Gift Atulewa

Personal information
- Date of birth: 1 April 1986
- Place of birth: Nigeria
- Date of death: 12 November 2024 (aged 38)
- Height: 1.83 m (6 ft 0 in)
- Position: Forward

Senior career*
- Years: Team / Apps / (Gls)
- 2004–2006: Bayelsa United
- 2006–2007: Ocean Boys
- 2008–2016: Warri Wolves

International career
- 2005: Nigeria U20 / 3 / (0)

= Gift Atulewa =

Nigerian footballer (1986–2024)

Gift Atulewa (1 April 1986 – 12 November 2024) was a Nigerian footballer who played as a forward for Bayelsa United, Ocean Boys, and Warri Wolves.

== Club career ==
Atulewa began his career with Bayelsa United before moving in 2006 to Ocean Boys. After one season, he moved in July 2008 to Warri Wolves.
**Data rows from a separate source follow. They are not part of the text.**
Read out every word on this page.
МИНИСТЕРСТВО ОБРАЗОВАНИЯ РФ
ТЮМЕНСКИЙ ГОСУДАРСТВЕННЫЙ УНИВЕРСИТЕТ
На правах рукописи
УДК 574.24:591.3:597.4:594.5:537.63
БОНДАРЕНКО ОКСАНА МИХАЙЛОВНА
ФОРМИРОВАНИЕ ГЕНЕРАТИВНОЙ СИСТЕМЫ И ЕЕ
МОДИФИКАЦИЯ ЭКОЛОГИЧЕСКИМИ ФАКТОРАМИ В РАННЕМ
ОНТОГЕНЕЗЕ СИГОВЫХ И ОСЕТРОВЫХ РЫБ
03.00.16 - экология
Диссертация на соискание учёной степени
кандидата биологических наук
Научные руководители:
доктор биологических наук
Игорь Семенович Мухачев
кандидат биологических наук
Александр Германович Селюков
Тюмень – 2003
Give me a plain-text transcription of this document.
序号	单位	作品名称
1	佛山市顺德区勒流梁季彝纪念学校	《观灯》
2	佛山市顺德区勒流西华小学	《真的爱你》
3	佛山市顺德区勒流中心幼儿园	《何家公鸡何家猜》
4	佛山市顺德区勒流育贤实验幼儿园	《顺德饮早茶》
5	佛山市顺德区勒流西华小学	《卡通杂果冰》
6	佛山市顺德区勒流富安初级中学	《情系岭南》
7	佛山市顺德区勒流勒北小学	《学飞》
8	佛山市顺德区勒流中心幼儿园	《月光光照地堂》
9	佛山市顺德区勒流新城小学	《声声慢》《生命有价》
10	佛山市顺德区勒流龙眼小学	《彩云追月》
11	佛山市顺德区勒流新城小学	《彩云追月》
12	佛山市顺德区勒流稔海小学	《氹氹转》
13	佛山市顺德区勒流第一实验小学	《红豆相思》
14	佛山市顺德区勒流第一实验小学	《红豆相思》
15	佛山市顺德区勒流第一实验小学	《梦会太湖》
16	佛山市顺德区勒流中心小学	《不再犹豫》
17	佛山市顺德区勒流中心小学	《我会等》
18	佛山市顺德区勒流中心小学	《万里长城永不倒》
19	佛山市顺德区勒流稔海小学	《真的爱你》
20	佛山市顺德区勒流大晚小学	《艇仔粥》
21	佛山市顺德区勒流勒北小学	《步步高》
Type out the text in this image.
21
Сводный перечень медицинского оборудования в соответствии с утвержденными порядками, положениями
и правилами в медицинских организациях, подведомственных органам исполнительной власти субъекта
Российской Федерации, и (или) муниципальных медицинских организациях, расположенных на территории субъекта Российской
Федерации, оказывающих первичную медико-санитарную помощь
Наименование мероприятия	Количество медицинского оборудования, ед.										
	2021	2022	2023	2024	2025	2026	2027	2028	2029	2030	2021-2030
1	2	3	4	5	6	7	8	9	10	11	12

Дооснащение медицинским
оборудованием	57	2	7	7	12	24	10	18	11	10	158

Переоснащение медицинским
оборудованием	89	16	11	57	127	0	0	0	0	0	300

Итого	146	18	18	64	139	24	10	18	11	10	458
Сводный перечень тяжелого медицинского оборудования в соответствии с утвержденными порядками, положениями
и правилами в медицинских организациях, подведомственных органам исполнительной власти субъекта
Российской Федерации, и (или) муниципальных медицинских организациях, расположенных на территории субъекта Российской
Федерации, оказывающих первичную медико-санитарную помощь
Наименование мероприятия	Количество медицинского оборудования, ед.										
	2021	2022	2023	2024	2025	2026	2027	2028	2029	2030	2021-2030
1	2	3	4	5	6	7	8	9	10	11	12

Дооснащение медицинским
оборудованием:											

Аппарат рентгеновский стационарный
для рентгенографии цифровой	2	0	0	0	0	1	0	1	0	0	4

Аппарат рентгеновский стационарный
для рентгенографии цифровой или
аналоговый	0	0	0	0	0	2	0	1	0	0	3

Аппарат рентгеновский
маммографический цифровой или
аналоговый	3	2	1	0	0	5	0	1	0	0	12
== International career ==
Atulewa was a member of the Nigeria U20 national team that took part in the 2005 FIFA World Youth Championship in Netherlands in which it was eliminated in the final by Argentina.

== Death ==
Atulewa died on 12 November 2024, at the age of 38, after suffering from hypertension. His wife died after an illness a month prior.